In my experience, the very best thing you can do is to eat a balanced diet that is high in stuff like veggies, whole grains and light proteins and low in large amounts of fats and sugars (but not entirely without them) and get regular exercise — one of the big problems with keeping weight down in our culture/time period is that our lives are much more sedentary by necessity. The stuff we have to do (jobs, school, etc.) keep us very busy and are both physically and mentally exhausting…but don’t include much physical activity–and even worse, take up so much time and energy that finding extra time and energy to get exercise is very difficult–and it doesn’t help that the foods we should be eating are expensive and exclusive, while the the stuff that is the very worst for us is super cheap and readily available.

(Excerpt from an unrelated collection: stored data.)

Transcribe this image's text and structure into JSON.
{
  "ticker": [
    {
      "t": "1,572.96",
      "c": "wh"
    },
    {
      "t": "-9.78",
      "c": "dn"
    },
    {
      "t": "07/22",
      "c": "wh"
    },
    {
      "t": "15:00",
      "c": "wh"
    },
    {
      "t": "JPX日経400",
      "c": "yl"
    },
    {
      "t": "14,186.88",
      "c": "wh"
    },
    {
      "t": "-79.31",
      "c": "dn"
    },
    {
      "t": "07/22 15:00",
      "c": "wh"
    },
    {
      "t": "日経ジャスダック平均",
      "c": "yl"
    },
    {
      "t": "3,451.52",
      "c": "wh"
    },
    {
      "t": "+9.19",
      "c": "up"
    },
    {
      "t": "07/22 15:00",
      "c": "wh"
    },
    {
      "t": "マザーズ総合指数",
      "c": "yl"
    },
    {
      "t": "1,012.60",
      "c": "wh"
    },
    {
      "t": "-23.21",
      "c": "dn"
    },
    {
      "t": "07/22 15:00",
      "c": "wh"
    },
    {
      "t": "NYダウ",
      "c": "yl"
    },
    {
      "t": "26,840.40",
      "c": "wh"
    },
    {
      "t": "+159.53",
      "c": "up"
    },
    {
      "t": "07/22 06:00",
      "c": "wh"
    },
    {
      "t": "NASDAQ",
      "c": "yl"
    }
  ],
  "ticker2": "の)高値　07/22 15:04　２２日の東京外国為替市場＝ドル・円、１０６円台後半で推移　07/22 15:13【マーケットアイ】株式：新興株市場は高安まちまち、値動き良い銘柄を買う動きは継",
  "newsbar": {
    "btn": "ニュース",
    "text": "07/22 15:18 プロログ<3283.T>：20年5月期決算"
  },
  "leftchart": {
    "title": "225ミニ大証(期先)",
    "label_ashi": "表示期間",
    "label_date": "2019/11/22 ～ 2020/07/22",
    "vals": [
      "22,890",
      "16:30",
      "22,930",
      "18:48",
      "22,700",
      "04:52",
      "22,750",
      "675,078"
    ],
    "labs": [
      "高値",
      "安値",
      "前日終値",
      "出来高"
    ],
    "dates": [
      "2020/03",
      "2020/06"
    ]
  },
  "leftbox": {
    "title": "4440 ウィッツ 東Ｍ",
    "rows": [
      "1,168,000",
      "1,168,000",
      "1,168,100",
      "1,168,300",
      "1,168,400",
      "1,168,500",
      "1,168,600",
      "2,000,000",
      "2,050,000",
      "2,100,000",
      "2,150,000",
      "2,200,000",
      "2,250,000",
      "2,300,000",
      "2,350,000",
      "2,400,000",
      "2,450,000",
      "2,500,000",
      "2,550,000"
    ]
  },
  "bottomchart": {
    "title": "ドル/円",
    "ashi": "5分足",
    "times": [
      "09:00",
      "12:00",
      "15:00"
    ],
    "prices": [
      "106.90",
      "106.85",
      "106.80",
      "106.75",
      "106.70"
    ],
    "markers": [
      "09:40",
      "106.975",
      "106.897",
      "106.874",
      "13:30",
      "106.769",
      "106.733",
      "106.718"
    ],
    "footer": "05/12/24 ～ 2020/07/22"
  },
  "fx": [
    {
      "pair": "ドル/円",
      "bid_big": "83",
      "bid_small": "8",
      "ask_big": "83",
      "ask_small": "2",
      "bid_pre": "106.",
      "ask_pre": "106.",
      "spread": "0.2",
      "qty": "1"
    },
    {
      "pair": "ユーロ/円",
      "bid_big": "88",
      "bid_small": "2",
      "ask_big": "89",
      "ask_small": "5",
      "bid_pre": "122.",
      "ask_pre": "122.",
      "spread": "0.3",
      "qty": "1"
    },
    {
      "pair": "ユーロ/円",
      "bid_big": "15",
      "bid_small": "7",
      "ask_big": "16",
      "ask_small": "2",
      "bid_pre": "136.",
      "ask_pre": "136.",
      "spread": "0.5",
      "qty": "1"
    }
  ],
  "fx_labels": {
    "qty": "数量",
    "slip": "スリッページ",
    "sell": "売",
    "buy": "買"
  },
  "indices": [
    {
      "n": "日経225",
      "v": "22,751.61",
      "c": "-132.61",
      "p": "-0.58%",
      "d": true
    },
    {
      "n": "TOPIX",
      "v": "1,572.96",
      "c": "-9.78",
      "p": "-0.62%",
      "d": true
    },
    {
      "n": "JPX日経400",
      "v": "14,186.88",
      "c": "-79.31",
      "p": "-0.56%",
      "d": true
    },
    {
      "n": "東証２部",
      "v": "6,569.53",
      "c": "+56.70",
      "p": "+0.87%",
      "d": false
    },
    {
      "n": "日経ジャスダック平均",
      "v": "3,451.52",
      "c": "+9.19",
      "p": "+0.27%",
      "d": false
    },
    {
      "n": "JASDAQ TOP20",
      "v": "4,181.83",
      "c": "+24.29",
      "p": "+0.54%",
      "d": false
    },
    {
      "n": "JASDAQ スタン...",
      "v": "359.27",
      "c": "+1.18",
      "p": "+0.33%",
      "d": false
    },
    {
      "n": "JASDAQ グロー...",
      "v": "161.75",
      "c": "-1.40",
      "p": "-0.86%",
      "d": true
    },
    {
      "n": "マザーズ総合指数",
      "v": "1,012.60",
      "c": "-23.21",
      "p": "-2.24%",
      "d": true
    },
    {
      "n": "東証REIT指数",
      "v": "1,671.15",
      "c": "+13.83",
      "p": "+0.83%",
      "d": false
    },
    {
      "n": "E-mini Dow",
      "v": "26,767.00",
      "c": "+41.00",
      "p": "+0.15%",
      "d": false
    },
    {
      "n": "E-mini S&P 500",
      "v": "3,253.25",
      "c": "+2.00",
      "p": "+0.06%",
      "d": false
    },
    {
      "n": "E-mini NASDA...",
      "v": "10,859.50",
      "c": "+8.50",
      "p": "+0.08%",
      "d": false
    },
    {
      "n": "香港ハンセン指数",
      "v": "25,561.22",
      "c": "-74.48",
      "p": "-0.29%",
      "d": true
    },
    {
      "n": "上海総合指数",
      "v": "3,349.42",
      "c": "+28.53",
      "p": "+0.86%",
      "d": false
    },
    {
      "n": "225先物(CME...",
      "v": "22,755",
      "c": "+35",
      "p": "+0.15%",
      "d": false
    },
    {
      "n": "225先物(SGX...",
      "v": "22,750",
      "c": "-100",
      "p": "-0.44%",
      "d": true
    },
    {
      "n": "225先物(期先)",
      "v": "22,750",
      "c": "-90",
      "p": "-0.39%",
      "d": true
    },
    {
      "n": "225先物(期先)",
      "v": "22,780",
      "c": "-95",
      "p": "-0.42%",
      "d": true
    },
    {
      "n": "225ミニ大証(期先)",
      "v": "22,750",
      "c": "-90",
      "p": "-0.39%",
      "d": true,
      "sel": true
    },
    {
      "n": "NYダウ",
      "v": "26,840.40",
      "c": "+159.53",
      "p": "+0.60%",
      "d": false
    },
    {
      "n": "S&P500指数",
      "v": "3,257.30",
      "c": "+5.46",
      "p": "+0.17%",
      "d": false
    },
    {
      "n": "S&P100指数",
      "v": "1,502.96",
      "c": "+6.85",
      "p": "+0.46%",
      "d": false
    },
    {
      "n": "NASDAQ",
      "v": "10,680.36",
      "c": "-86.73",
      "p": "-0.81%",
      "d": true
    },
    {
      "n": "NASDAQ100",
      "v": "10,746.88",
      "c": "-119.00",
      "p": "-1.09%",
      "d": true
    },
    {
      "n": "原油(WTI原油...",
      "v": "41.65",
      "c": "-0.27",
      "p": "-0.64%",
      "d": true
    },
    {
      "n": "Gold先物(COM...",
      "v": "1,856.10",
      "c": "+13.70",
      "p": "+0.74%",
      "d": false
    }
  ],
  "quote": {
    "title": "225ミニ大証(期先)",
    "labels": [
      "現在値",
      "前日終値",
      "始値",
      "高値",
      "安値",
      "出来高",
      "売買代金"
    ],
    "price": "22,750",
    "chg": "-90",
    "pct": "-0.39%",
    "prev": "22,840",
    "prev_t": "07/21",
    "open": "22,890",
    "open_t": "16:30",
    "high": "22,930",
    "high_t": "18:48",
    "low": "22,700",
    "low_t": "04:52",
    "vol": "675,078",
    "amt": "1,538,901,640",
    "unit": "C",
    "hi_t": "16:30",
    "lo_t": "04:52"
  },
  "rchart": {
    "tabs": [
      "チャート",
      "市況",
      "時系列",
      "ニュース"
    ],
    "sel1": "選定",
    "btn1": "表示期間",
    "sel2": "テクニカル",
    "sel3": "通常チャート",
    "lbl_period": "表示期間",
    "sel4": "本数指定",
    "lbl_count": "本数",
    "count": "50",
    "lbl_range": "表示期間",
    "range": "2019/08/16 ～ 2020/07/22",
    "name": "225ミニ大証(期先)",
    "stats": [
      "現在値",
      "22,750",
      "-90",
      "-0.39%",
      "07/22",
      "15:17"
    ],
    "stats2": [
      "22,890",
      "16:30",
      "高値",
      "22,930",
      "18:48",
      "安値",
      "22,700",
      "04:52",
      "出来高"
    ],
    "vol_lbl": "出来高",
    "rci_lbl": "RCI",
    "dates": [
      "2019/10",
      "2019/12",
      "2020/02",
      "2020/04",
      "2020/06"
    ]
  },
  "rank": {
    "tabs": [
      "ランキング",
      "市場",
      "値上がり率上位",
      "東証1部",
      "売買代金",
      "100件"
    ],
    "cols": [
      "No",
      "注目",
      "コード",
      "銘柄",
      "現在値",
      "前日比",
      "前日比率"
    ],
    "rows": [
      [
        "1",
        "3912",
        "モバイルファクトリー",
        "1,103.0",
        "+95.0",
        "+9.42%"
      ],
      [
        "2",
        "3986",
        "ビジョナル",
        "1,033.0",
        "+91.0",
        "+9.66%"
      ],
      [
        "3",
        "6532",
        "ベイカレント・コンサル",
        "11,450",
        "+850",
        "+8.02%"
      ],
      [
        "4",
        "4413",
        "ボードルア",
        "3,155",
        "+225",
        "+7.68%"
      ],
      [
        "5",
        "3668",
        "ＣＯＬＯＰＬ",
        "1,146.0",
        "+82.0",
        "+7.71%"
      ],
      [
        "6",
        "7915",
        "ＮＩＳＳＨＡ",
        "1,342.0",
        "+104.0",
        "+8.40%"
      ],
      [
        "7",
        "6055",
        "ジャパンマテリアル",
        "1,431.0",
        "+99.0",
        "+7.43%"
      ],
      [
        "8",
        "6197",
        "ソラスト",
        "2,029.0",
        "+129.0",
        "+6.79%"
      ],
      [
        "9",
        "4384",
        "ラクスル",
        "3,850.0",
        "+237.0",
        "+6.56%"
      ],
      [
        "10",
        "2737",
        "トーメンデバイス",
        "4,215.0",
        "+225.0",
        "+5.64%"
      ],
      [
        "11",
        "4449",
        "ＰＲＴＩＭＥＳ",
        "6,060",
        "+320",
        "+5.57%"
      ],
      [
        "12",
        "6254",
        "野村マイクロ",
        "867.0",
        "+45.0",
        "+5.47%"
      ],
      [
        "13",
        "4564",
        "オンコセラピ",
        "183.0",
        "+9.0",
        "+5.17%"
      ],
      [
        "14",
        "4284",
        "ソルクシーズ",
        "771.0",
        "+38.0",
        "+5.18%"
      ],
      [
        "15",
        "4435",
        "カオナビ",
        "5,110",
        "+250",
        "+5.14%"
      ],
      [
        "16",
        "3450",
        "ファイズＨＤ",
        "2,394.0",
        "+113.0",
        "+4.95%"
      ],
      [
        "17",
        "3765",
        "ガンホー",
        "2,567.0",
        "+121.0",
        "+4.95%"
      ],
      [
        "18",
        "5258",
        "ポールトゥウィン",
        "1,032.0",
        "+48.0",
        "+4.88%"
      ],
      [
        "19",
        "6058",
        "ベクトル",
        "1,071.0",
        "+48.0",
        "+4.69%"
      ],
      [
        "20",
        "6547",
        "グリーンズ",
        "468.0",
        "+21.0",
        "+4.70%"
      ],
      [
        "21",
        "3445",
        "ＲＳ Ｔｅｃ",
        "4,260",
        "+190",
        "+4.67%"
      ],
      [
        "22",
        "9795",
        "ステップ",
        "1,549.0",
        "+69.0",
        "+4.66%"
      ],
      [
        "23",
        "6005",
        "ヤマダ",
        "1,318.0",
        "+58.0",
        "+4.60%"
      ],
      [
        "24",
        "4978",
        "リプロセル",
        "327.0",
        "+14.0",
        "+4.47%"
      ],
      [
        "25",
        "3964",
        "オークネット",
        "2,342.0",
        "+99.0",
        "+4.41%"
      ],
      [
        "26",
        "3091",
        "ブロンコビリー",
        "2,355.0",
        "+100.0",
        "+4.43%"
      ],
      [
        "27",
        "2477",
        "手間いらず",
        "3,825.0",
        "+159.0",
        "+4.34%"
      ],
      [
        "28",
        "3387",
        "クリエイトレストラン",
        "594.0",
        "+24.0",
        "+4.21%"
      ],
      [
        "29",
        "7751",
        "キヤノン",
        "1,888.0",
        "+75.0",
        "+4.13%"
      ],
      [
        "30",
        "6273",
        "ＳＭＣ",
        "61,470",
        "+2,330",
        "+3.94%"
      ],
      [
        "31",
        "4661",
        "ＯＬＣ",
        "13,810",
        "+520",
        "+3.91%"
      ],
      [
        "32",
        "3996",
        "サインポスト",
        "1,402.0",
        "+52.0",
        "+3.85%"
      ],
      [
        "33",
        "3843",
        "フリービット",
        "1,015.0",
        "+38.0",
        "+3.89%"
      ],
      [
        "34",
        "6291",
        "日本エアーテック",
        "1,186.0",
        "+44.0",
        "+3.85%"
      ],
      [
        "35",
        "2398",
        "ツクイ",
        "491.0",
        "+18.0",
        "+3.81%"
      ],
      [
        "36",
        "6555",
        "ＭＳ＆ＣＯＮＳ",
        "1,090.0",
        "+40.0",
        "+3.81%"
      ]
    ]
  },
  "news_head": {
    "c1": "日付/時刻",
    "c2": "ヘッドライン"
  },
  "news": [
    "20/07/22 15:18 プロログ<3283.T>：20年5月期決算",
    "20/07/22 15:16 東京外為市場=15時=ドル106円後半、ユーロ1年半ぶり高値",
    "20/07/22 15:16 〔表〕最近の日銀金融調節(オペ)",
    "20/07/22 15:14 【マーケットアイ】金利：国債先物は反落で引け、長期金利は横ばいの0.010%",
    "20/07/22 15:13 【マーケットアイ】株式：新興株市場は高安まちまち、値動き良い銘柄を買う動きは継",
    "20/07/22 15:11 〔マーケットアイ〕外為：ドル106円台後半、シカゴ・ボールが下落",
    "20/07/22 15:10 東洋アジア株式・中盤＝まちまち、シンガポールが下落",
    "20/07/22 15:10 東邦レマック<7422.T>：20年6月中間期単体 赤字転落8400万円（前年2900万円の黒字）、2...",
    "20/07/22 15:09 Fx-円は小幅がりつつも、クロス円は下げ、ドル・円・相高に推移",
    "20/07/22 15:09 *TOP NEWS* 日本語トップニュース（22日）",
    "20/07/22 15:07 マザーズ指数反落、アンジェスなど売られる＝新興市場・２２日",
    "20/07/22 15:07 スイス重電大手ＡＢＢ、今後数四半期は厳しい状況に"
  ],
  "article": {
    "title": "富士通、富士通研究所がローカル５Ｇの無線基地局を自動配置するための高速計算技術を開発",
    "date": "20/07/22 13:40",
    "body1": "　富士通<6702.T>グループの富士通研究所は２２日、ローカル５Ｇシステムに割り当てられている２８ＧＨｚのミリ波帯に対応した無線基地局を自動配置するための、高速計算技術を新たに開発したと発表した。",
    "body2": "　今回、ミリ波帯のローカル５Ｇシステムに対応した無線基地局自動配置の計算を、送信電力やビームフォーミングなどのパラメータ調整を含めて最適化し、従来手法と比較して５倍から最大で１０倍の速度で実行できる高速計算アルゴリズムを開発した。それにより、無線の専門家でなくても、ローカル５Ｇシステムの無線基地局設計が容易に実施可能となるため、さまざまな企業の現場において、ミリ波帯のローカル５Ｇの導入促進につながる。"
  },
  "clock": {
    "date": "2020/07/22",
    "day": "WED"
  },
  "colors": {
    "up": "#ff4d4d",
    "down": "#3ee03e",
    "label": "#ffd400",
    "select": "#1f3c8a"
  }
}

Basically, after yet another super long ramble…sorry about that…your best bets are making good balanced food choices, exercising AND not depriving yourself. If you really need some chocolate ice cream, you really need some chocolate ice cream. And if you let yourself have a small bowl when the craving sets in, you are less likely to polish off an entire quart to yourself when you have had no fat or sugar for 3 weeks.
by Str4y
I had a baby in October 2008. By May of 2009, I was within 10 pounds of my pre-prgnancy weight. I was sure I’d be back to normal size within a couple of months, AND THEN… pregnant again! I’m six months along into my 2nd pregnancy in two years. At 6 months along I’m the weight I was when I was 9 months along last time. I haven’t yet gotten rid of my size 4 jeans, but I fear the time for me to wear those again will never come. Someone throw me a lifeline, please. Chocolate is evil.
by Zoe
I made a personal goal for myself to get to a certain weight by the time my next birthday rolled around. My birthday is 3 weeks away, and I am 5 pounds from attaining that goal. I tried on clothes yesterday and realized I had lost two sizes when I thought I had only lost one. Needless to say, I’m stoked! My approach? Portion control. My meals are light, especially in the evening, but I’m not starving myself. I know that if I get too hungry, I’m liable to grab foods that aren’t the best choice. I’m not killing myself by keeping away from foods I love, but for things like dessert I limit myself to one bite just to enjoy the taste but not to gorge on it. And I keep foods that I know will trigger a binge out of my house. Chocolate could never stay in my house! The biggest challenge recently was when the kids made me store their Halloween candy in my room. I stayed out of it, but I reminded myself constantly what was more important – that little fun size candy bar or continuing the hard efforts I was already putting in. With the holidays just around the corner, I know the challenges still exist. But I also know that with discipline, anyone can still maintain or lose weight.